The impacts on displaced children’s emotional wellbeing reach far beyond the initial severe distress of being forced to flee the bombs and bullets that destroyed their homes, Save the Children said today, and affected every aspect of their lives.

Being forced from their homes ripped stability from children as they lost their home, the routine of going to school, friends, other support networks, and the usual patterns of family life.

During the interviews, children showed a concerning absence of ways to cope with stress, which  compounds year after year as their displacement continues. Their self-worth and resilience are being diminished, and many children have not found a way to relax or to just be children.  

"Living [here], I feel terrible,” said 16-year-old Safaa*, a Syrian refugee in the region, as she began to cry. “I feel so much pain inside. We’re poor in a foreign country, and I miss my country." 

Many displaced children are forced to grow up too fast and prematurely take on adult roles to support their families, Save the Children warned. Parents lamented the lack of toys and games available to their children.

Ten-year-old Dara* sells used toys in front of her family’s destroyed home to support her father, whose disability prevents him from working.

“I wish I could play with one of these toys, but I can’t. I sell them so we can live with that money.”

Children who are refugees outside of Syria reported continued discrimination, making them feel unsafe outside of their homes.

Twelve-year-old Fadi* fled Aleppo with his family and is now living in a neighboring country. “We suffer from extreme racism in neighborhoods and schools,” he said. “It’s humiliating, making me feel that death in Syria would be easier for us than to stay in this place.”

Many children now think of the future as a source of stress and fear. Sari*, who is currently living in Jordan, said, “I think about the army. Could I go and fight in a battle? Do I know what I am doing? You’re going to kill your cousin, a human. Why do I have to do that?”

Despite the enormous need for support, the ongoing conflict has crippled the health system, including mental health services. Save the Children estimates that there is only one psychiatrist for every 250,000 people, well below the global average.[ii] Critical psychosocial support and protective services at the community level, including case management and safe places for children to grow and socialize, are also at breaking point.

“Displaced children have lost so much over the course of the conflict – their homes, friends and families, and their childhoods. It’s unacceptable that they now view the future as a source of fear, rather than hope,” said Sonia Khush, Save the Children’s Syria Country Director.

“Syria’s children deserve better. As leaders gather in Brussels in the coming days, there is a real opportunity to ensure that children’s long-term mental health needs are prioritized and adequately funded. Together we can ensure that children have the help they need to feel safe and to look forward with hope,” Khush added.

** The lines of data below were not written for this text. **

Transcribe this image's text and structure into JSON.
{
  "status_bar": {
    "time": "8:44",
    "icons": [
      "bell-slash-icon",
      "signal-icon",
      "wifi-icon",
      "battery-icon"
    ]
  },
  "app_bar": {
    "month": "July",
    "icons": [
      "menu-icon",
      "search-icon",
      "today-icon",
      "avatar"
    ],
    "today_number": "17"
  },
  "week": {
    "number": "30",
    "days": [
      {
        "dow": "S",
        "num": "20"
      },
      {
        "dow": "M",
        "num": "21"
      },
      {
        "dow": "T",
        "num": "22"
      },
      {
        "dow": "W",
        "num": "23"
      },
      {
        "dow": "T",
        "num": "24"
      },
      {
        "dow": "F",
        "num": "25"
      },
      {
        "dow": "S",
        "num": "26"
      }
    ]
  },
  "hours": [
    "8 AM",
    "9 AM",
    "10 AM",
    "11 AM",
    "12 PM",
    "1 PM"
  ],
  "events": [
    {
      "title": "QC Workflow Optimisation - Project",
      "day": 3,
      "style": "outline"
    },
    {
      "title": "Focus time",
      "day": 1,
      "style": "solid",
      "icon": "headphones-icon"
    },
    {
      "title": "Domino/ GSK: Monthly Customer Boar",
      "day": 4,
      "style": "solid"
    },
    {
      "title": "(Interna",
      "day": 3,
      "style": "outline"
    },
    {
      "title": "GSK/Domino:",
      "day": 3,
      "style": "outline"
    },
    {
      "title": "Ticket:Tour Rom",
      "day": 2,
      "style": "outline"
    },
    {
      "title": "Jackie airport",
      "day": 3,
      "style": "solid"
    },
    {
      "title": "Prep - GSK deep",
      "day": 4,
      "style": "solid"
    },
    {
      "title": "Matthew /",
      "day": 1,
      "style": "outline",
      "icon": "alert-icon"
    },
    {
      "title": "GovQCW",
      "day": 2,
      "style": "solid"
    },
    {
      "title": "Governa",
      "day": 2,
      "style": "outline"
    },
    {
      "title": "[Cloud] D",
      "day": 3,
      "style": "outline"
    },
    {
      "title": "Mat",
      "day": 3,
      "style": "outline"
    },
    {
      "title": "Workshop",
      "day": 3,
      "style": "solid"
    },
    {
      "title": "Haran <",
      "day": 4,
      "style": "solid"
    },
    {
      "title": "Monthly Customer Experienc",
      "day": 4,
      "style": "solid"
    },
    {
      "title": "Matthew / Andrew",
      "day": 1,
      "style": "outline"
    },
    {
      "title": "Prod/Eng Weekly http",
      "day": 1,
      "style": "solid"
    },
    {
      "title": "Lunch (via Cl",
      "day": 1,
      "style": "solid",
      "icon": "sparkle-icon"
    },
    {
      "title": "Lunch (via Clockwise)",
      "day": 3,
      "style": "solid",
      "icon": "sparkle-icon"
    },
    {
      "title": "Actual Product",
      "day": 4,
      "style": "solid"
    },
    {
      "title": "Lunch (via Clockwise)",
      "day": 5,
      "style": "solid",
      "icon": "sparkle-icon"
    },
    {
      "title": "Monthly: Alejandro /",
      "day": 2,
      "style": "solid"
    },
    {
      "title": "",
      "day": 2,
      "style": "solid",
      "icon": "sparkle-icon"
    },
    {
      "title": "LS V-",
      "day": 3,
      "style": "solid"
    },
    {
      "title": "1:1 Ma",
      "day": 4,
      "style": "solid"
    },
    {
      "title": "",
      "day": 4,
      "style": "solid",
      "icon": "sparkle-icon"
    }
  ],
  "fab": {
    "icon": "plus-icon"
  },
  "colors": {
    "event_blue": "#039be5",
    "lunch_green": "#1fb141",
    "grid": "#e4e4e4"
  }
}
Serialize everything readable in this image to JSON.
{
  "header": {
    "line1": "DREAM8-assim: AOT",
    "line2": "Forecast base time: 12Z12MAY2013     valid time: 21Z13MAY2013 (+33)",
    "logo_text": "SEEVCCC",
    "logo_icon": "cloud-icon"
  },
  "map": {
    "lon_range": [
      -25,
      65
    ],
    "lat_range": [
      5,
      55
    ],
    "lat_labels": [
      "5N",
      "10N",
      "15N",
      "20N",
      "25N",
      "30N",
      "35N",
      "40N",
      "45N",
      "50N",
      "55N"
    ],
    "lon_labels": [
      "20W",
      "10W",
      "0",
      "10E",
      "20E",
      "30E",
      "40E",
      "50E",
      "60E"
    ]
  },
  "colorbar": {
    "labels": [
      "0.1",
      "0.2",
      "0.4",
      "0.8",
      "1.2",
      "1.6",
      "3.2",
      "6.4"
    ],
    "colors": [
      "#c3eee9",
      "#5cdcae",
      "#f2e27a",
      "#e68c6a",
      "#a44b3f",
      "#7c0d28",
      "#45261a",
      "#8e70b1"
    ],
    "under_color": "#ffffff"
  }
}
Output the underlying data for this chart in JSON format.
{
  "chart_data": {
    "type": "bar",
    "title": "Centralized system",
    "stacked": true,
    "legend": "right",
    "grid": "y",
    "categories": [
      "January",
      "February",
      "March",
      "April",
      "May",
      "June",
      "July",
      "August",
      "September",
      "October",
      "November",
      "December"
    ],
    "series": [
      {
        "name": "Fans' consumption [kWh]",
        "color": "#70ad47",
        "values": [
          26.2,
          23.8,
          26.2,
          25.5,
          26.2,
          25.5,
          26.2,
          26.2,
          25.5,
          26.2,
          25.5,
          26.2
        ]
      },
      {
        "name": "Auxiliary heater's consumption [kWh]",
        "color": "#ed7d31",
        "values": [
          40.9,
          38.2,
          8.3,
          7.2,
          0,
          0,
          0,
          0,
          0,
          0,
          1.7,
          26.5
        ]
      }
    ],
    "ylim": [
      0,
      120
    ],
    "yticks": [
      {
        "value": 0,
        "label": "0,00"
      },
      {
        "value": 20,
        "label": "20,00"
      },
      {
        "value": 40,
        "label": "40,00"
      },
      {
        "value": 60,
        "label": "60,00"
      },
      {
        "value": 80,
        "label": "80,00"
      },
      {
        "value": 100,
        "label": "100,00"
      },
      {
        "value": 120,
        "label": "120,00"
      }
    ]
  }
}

Save the Children is calling on governments to use the Brussels IV Syria Conference to ensure that displaced children’s mental health is prioritized and is included as an integral part of any attempt to achieve durable solutions for Syria’s displaced populations.

To learn more about Save the Children's work in Syria, visit savethechildren.org/syria.

*Name changed to protect identity

[i] Save the Children spoke to 168 Syrian children and 57 parents or caregivers through Focus Group Discussions or In-Depth Interviews between February and July 2019 in Jordan, Iraq, Lebanon, Turkey and Syria.

[ii] The 2019 Humanitarian Overview from OCHA reports that there are 0.41 psychiatrists per 100,000 population currently active in Syria, well below the world median of 1.3 per 100,000. Given that children make up 50% of the population, the extrapolated ratio is one psychologist for every 250,000 children. Please note that this refers to general psychiatry rather than child-focussed psychiatry.